Berdasarkan riwayat penyakit pasien belum pernah mengalami penyakit seperti ini
sebelumnyadan di dalam keluarga tidak ada keluarga yang sedang atau pernah mengalami
keluhan serupa. Anak lahir dari ibu G2P2A0, pasien lahir spontan di rumah sakit dengan bantuan
bidan. Berat badan saat lahir 3200 gram, panjang badan 50 cm dan pasien lahir cukup bulan.
Pasien sejak lahir sampai usia 1 tahun 7 bulan mengkonsumsi ASI dan imunisasi dari usia 0
sampai 10 bulan lengkap.

Pada pemeriksaan fisik didapatkan keadaan umum pasien yaitu sakit sedang, kesadaran compos
mentis dan status gizi baik.

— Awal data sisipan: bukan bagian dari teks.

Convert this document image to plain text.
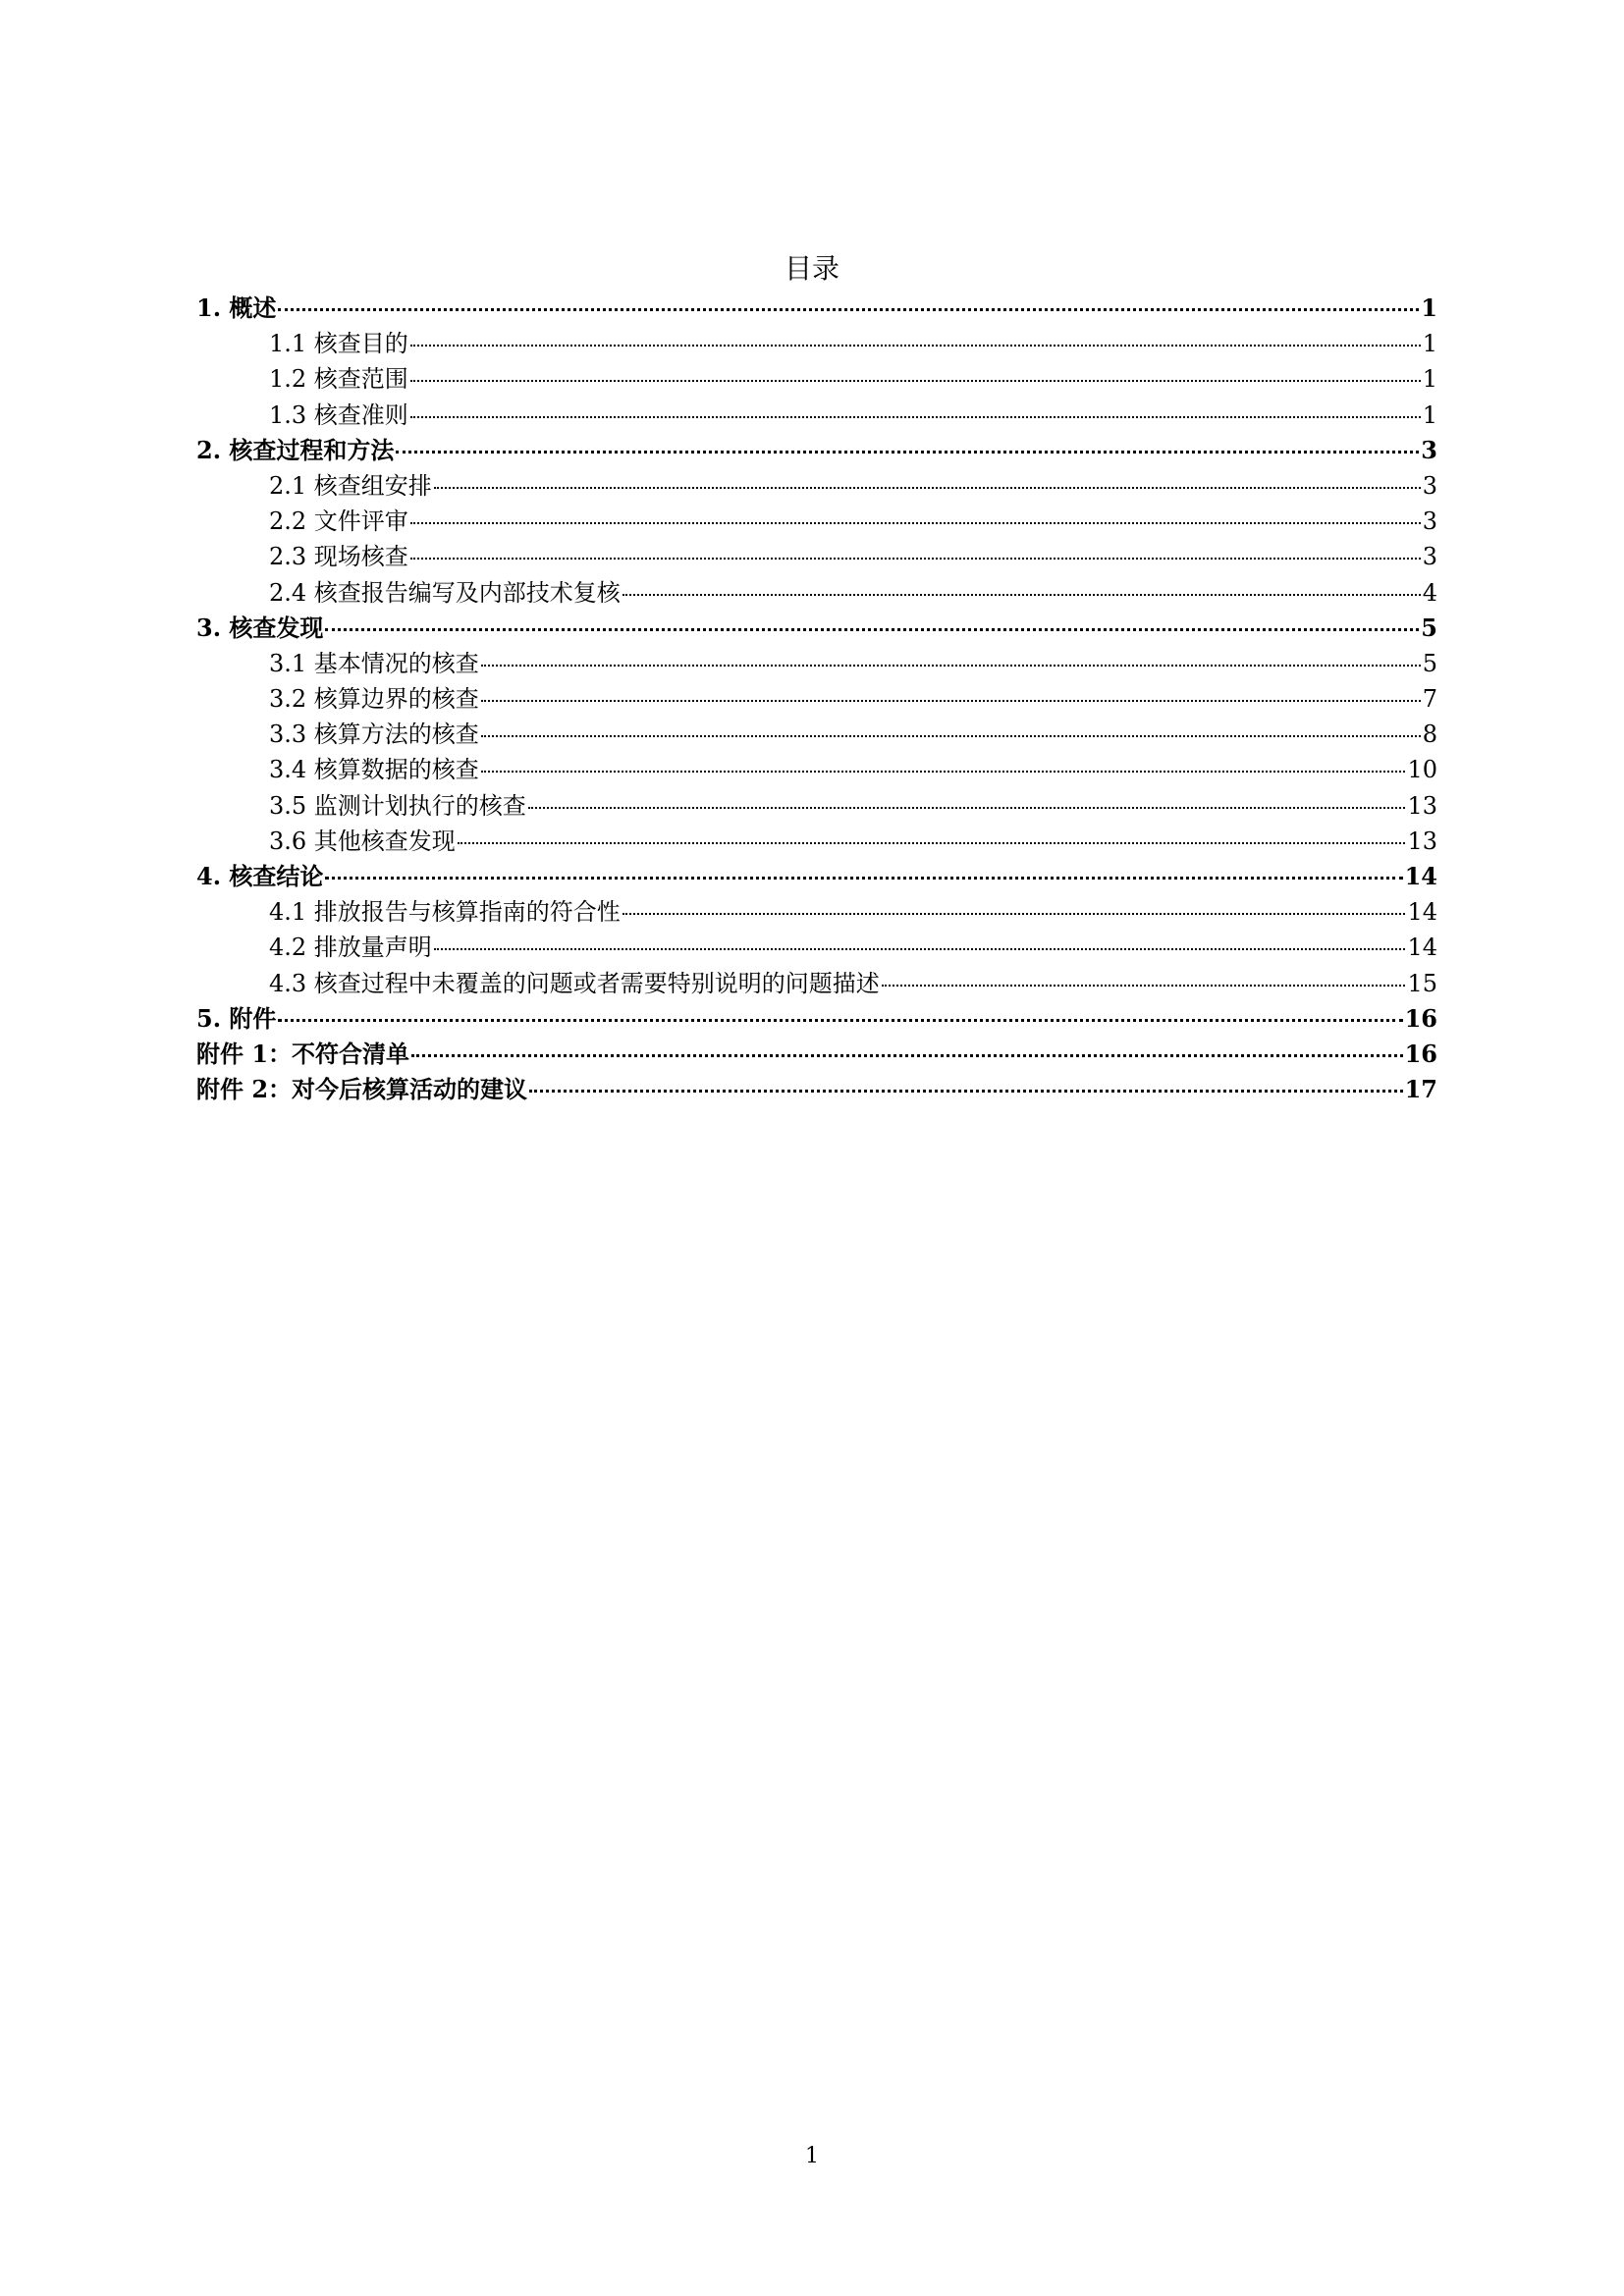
目录
1. 概述	1
1.1 核查目的	1
1.2 核查范围	1
1.3 核查准则	1
2. 核查过程和方法	3
2.1 核查组安排	3
2.2 文件评审	3
2.3 现场核查	3
2.4 核查报告编写及内部技术复核	4
3. 核查发现	5
3.1 基本情况的核查	5
3.2 核算边界的核查	7
3.3 核算方法的核查	8
3.4 核算数据的核查	10
3.5 监测计划执行的核查	13
3.6 其他核查发现	13
4. 核查结论	14
4.1 排放报告与核算指南的符合性	14
4.2 排放量声明	14
4.3 核查过程中未覆盖的问题或者需要特别说明的问题描述	15
5. 附件	16
附件 1：不符合清单	16
附件 2：对今后核算活动的建议	17
1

Tanda-tanda vital di dapatkan denyut nadi 134 kali per menit,
pernapasan 29 kali per menit dan suhu badan 37,5 derajat celcius, tekanan darah 100/70 mmHg.
Pada pemeriksaan kulit didapatkan turgor kulit kembali lambat, bentuk kepala normocephal,
pada pemeriksaan mata ikterik (-), anemia (-), mata cekung (+), hidung rhinorea (-), telinga
otorhea (-), mulut kering (+), sianosis (-), lidah kotor (-), pada pemeriksaan tonsil T1/T1
hiperemis (-). Pada pemeriksaan leher tidak ada pembesaran kelenjar getah bening.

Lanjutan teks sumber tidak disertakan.